I just got one about 3 weeks ago and I really enjoy it. Its a little louder than what I'm used to switching from a longbow to recurve but I'm told that a recurve will be louder anyhow. Having said that, it is a very good shooting bow. Imo


----------



## chenryiv (Apr 20, 2012)

George @ Archery Learning Center in Snellville has one in stock. I think it's a 45#. He can order one in short order.  It a very smooth shooting bow & fast to boot.


----------



## Golightly (Apr 21, 2012)

Matt at Army Navy in Stockbridge is a Hoyt dealer now.  Give him a call.  I do not go anywhere else for bow tuning.  Great guy.


----------



## snakekiller (Apr 21, 2012)

I been shooting mine for a few months and love it it is a little louder than my longbows but I shoot the recurve better . I still love my big jims bows to just gonna keep them both.


----------



## chenryiv (Apr 21, 2012)

Golightly said:


> Matt at Army Navy in Stockbridge is a Hoyt dealer now.  Give him a call.  I do not go anywhere else for bow tuning.  Great guy.



X2


----------



## crazyjigr (Apr 22, 2012)

Shoots very good, high priced 
Store in Augusta had a large variety in stock
Price was best I found just could not pull the trigger on non wood trad bow


----------



## gtfisherman (Apr 23, 2012)

crazyjigr said:


> Shoots very good, high priced
> Store in Augusta had a large variety in stock
> Price was best I found just could not pull the trigger on non wood trad bow



I hear ya. Where in Augusta?

This is taking a back seat right now since a good friend who sees the need to enable my bow weakness is selling me another Big Jim Buff...


----------



## markland (Apr 23, 2012)

I have had mine since Jan and is probably the best shooting recurve I have ever had.  I was a BW shooter for 12-13 years and Bob Lee bows before that.  I sold all my BW and am keeping this Buffalo bow.  Faster, smoother, and quieter then my other bows and is highly adjustable to perfectly fit me and my shooting style.
I got mine very quiet, just have to pad the limbs, change out the factory string and I picked up more speed as well.  My Buff in factory form was 11fps faster then my BW set up the same poundage, arrow, etc.  Now with a new string and 25gr lighter arrows I am 19fps faster then my previous setup.  Love that bow!


----------



## Vance Henry (Apr 27, 2012)

Waldens outdoors in Augusta has a few.


----------



## TIMBERGHOST (May 1, 2012)

I had a chance to shoot a few arrows out of one at NGT April 1st.  Very smooth, very fast, and extremely accurate. Seemed lighter in physical weight than my PMA.  Everybody knows I love my Black Widow recurves but if I was ever to stray that Eichler Edition Hoyt Buffalo has my attention.  Great bow!


----------



## Tikki (May 1, 2012)

I have 2 (50# &55#) and like them both. As many have mentioned it is a well balanced bow - kind of heavy though when stalking. The string noise can me dampered with the proper silencers and limb guards. Over all it is a great bow!


----------



## gtfisherman (May 1, 2012)

Thanks guys!

Dendy got me back into the Biggie fold though... :0

And in order to make my 3 piece bow happen I ordered a Timberhawk Hunter. Should have it in the first of September.


----------



## sawtooth (May 5, 2012)

can i still shoot it ever' now and theN?


----------



## TGbow (May 5, 2012)

gtfisherman, sent you a pm


----------



## gtfisherman (May 6, 2012)

sawtooth said:


> can i still shoot it ever' now and theN?

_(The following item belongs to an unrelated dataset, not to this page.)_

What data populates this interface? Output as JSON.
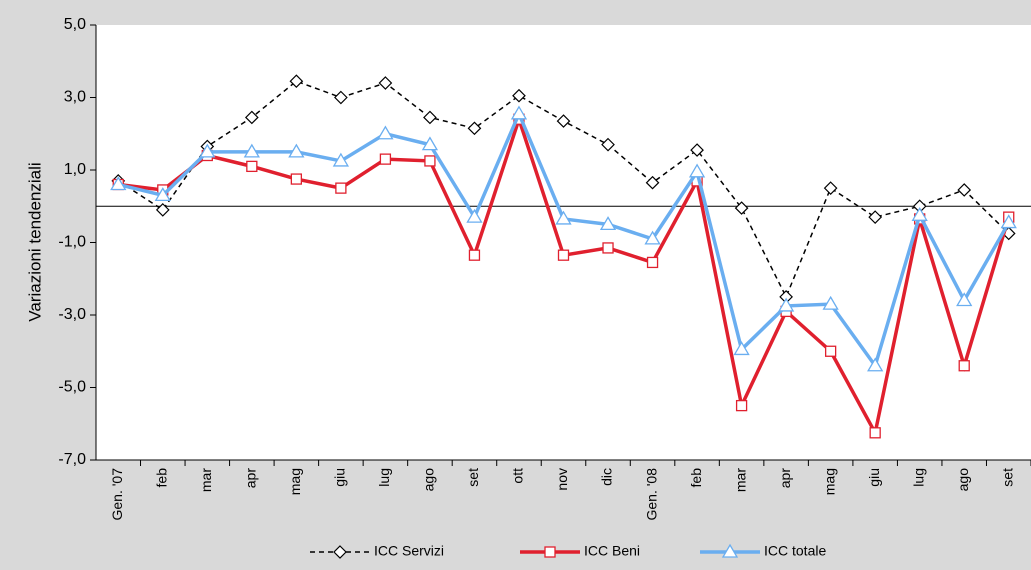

Seein as how you trained this bow so well that it stacks arras into nothing I imagine I can let you shoot it again.


----------



## Daryle2248 (May 8, 2012)

I shot one yesterday at the Army Navy Store in Stockbridge and it shoots Sweeeeet. The draw was very smooth an virtually no hand shock. It was a little heavier and louder than I expected.  Close your eyes and you'd think you were carrying a compund bow. The noise could be due to the fact that I was shooting inside their indoor range.  It may have been quieter if I were in an ideal environment such as the woods/outside. I did like the fact that you could adjust the poundage and tiller. One more thing, Hoyt is very proud of this bow ($PRICE). “Ouch”. With that being said, if I had the money, I’d be shooting it this afternoon.


----------